Home » Jawa Tengah » Batang » RM Bukit Halimun Blado Batang
Cari | Share | Tweet | WA | Print!.

Penampilan luar RM Bukit Halimun Blado Batang sudah menarik perhatian saat ke Perkebunan Teh Pagilaran. Bahkan sempat berhenti sebentar, hanya karena belum saatnya makan siang maka kami melanjutkan perjalanan yang tak jauh lagi. Melihat kedekatan dengan kebun teh, rumah makan ini mestinya masih di Desa Keteleng.

RM Bukit Halimun Blado Batang

Alamat: Desa Keteleng, Kecamatan Blado, Kabupaten Batang. Rujukan: Tempat Wisata di Batang . Peta Wisata Batang . Hotel di Batang.
Galeri (15 foto): 1.Tampak muka, 2.Sederhana, 3.Lantai atas, 4.Sisi Kiri, 5.Musholla 6.Gubug 7.Kolam 8.Lembah 9.Rimbun … s/d 15.Kasir.

Meskipun makan ringan di warung area parkir Agrowisata Perkebunan Teh Pagilaran, namun belum kenyang sehingga kami berhenti makan siang di rumah makan yang masih baru ini. Menu utama yang ditawarkan RM Bukit Halimun Blado Batang ini cukup mengundang minat, yaitu ikan bakar.

Selain menunya yang menarik meski belum jelas enak tidaknya, yang lebih menarik adalah bentuk arsitektur bangunan rumah makan dan bangunan penunjangnya yang bergaya tradisional.

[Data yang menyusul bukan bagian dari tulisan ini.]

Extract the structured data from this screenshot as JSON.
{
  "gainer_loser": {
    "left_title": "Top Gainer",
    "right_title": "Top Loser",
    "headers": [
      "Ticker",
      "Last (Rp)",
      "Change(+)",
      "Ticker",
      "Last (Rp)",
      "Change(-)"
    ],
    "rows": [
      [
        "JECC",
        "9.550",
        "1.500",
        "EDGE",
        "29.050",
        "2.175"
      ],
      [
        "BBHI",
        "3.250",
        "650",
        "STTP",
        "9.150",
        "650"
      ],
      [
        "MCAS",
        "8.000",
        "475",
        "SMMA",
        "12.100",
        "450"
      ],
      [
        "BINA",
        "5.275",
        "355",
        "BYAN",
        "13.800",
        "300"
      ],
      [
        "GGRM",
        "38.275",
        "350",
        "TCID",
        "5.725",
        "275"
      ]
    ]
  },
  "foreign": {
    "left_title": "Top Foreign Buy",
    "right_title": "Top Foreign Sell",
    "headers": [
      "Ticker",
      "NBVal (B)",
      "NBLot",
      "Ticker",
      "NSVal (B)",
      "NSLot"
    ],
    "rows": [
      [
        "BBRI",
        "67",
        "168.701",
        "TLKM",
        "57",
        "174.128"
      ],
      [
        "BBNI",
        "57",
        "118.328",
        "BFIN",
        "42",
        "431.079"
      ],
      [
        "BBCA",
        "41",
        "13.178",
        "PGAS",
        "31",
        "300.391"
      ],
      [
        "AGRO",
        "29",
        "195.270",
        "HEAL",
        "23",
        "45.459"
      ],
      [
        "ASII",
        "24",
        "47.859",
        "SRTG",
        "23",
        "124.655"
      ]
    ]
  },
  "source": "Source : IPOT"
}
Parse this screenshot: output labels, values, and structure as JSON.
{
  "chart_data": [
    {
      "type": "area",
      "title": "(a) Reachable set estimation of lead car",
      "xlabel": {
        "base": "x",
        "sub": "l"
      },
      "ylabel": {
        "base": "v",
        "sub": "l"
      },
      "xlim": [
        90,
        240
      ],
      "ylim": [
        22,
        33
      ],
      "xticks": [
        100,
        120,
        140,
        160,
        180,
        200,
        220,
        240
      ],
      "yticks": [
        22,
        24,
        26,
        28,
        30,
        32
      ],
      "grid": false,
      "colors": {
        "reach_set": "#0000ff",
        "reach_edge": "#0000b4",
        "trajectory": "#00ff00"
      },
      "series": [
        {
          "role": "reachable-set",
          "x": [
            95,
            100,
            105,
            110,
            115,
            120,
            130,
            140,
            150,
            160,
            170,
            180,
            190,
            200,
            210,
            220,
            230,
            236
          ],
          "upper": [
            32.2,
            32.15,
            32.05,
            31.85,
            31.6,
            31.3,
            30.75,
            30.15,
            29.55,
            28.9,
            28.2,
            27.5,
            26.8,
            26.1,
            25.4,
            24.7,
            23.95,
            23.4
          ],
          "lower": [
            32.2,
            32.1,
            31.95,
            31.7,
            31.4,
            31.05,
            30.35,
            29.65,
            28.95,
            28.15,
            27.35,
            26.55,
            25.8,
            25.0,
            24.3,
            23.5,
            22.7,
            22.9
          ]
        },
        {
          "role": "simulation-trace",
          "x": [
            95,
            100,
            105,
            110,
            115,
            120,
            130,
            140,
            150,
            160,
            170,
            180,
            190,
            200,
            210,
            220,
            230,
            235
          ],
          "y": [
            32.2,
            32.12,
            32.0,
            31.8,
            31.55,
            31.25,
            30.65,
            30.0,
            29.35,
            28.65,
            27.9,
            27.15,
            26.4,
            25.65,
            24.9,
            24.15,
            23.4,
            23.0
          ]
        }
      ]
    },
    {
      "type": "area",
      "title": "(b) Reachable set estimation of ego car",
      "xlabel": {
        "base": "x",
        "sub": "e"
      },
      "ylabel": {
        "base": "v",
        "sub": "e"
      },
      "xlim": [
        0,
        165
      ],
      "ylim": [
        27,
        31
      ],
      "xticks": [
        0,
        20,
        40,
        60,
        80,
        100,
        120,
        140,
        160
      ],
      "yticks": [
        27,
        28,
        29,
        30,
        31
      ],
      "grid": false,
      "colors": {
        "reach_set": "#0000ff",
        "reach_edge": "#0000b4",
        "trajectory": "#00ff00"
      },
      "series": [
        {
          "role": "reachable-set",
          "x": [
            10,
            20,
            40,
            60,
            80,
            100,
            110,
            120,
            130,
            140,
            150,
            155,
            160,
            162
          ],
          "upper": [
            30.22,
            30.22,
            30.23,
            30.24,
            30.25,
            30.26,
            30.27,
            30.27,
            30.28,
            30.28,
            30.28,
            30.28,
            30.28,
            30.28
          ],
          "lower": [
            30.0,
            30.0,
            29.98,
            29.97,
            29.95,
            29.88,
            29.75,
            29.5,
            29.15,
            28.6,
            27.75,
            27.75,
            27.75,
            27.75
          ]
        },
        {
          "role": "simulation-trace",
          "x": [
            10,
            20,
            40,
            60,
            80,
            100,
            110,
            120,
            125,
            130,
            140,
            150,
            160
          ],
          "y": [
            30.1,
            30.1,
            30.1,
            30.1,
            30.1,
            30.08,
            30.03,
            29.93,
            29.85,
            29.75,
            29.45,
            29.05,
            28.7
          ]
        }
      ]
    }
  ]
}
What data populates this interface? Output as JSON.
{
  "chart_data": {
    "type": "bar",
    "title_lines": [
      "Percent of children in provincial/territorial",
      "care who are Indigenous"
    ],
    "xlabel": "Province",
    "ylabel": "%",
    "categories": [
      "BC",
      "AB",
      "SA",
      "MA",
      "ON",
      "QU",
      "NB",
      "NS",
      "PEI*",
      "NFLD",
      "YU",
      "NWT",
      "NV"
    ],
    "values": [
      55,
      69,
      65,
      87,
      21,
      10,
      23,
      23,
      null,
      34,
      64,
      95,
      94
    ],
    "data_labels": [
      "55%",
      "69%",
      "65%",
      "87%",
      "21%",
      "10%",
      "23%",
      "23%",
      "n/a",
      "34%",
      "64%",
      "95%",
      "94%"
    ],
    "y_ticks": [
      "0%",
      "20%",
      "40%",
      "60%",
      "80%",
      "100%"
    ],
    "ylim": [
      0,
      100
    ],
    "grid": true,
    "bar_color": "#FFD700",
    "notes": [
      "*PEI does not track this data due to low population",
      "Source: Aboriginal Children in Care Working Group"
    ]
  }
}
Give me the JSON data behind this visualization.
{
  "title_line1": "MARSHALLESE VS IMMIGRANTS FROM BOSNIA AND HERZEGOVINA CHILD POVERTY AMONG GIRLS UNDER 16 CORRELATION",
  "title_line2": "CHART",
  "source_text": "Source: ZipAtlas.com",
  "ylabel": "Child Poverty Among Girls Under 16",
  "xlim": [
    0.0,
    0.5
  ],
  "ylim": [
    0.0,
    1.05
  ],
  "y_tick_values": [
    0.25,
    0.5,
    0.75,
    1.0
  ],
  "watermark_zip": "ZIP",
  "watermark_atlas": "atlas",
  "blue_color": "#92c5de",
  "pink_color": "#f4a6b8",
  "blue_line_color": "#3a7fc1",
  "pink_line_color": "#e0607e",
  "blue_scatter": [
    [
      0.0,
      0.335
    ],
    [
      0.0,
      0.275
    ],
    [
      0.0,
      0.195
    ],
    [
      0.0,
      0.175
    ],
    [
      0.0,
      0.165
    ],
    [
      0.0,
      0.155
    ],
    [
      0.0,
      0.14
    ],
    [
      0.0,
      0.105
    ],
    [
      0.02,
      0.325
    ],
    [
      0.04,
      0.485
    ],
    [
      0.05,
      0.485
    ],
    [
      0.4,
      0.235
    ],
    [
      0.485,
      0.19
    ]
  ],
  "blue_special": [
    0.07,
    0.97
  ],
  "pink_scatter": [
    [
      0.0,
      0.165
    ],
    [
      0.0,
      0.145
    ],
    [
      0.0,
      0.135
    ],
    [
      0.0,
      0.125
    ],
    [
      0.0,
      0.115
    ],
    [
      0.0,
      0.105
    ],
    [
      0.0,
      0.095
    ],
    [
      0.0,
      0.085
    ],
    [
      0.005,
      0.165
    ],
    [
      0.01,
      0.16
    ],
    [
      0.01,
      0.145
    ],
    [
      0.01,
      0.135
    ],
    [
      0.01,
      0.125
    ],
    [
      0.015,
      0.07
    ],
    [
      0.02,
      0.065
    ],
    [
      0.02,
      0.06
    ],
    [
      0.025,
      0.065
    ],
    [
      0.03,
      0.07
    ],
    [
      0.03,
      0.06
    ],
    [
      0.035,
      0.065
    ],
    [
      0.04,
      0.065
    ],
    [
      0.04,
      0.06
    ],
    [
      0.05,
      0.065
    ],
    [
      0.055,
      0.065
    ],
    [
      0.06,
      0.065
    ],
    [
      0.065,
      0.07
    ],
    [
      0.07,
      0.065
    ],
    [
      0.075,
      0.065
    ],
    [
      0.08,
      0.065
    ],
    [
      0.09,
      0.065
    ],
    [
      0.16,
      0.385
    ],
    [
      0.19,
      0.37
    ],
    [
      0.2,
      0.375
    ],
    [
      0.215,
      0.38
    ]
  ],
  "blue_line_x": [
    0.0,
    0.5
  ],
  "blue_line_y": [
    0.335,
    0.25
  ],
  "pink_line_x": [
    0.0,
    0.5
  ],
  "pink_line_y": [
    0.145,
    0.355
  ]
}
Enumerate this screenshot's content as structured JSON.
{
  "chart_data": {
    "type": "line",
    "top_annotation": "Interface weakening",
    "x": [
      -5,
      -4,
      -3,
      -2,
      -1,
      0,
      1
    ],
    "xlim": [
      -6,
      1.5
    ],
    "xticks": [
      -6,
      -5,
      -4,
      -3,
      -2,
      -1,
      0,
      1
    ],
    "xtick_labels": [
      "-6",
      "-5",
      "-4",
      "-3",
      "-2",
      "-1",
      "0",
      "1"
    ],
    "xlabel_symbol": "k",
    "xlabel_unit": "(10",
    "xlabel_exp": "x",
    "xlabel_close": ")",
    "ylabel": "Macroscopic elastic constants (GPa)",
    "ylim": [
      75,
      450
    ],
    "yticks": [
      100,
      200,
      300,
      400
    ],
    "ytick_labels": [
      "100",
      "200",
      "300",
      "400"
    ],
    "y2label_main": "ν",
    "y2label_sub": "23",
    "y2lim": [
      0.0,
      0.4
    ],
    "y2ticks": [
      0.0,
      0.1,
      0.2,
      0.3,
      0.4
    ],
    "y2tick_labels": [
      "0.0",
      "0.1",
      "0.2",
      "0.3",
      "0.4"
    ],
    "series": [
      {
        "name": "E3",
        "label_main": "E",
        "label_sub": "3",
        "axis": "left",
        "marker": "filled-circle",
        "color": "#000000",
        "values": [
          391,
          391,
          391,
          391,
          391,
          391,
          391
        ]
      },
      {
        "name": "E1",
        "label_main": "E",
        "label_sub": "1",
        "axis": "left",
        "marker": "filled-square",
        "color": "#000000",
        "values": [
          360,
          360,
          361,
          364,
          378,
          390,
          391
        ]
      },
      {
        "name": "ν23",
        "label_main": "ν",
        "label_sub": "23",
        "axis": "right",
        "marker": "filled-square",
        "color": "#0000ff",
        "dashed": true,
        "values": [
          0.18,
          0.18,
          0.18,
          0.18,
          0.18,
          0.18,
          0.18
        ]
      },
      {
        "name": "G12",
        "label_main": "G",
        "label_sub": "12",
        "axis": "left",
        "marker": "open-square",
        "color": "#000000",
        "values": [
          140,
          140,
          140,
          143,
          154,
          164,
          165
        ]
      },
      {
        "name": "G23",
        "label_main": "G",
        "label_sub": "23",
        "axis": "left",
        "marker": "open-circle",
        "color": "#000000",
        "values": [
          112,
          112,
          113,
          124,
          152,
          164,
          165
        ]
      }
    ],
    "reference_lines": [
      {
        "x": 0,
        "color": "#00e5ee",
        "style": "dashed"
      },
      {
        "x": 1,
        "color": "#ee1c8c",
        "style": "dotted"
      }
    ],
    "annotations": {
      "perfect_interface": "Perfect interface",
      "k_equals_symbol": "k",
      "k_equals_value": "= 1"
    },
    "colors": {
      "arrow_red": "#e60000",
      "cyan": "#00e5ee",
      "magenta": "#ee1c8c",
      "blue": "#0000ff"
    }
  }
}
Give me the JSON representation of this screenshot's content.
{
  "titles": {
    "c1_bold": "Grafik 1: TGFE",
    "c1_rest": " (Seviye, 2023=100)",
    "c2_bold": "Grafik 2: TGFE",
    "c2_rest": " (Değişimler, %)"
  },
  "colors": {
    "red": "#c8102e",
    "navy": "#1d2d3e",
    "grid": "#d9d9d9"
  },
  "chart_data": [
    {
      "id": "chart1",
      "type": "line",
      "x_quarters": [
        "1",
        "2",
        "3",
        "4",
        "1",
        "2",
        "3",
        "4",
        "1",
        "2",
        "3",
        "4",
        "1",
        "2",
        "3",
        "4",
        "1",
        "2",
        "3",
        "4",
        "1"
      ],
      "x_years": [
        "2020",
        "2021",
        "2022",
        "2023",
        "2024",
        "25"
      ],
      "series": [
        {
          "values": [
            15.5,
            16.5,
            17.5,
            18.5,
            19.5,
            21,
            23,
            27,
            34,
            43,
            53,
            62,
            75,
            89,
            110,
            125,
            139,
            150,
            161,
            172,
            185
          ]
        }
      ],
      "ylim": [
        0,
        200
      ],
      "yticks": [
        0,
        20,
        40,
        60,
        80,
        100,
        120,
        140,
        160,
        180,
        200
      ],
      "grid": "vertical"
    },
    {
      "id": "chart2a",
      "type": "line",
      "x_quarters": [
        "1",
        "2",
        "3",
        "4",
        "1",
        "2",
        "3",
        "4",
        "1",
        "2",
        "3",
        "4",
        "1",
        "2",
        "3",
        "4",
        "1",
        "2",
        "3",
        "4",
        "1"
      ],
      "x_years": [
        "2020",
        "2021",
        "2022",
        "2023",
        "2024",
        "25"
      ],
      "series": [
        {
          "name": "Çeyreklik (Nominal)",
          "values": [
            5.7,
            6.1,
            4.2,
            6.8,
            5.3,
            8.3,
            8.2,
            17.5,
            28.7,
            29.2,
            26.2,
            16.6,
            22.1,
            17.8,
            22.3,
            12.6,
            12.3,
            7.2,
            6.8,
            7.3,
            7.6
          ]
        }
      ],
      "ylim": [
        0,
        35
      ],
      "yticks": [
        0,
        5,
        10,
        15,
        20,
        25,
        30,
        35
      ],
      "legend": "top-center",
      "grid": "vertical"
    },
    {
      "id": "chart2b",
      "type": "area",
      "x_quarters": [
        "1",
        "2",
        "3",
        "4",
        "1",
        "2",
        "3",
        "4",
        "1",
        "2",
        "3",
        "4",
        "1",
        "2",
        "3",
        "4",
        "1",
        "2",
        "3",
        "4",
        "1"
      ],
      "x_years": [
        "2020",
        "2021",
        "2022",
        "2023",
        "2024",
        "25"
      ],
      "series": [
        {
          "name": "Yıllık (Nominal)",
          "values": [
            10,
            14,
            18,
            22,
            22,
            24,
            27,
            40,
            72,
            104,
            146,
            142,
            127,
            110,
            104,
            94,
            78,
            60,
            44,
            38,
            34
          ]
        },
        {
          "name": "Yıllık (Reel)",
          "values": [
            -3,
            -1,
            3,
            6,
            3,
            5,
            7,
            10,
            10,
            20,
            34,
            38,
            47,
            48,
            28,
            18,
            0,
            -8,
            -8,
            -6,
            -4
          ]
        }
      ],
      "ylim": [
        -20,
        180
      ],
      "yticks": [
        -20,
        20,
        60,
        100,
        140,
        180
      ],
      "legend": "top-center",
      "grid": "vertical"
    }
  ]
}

Sebagian besar material bangunannya terbuat dari bambu, sedangkan penutup atapnya menggunakan daun rumbia. Tempat makannya ngampar, dengan meja pendek.

rm bukit halimun blado batang
Tampak muka bangunan utama RM Bukit Halimun Blado Batang yang menarik perhatian saya itu, dengan spanduk nama, menu utama, serta pemberitahuan bahwa rumah makan ini buka. Tiga hal penting yang perlu diketahui pejalan yang lewat, tanpa bumbu promosi yang tak perlu. Melihat selera bangunannya, orang boleh berharap selera makanannya juga bagus.

Di lantai tengah RM Bukit Halimun Blado Batang ada beberapa orang di sebuah meja, sehingga kami memilih untuk naik ke lantai atas. Lagipula pemandangan dari lantai atas mungkin lebih luas dan lebih bagus, selain saat itu hanya kami yang ada di sana. Kenyataannya baik lantai dua maupun lantai tiga memiliki luas pandang yang sama eloknya.

rm bukit halimun blado batang
Penataan tempat makan yang sederhana dengan alas potongan karpet yang lumayan empuk ini ada di lantai atas, dicapai dengan menaiki undakan bambu juga, yang diikat dengan tali ijuk hitam. Pada bangunan utama ada tiga tingkat, dengan tingkat terbawah ada di lembah, lebih rendah dari jalan aspal di depan RM Bukit Halimun Blado Batang.

Setelah memesan makanan, masing-masing ikan bakar, makanan pelengkap, dan minuman hangat, saya turun lagi ke bawah menuju toilet yang cukup bersih, dan lalu ke musholla yang letaknya berdekatan. Selesai dari sana, saya naik lagi ke lantai atas untuk menikmati pemandangan yang indah ke arah lembah dan perbukitan. Pandangannya lepas.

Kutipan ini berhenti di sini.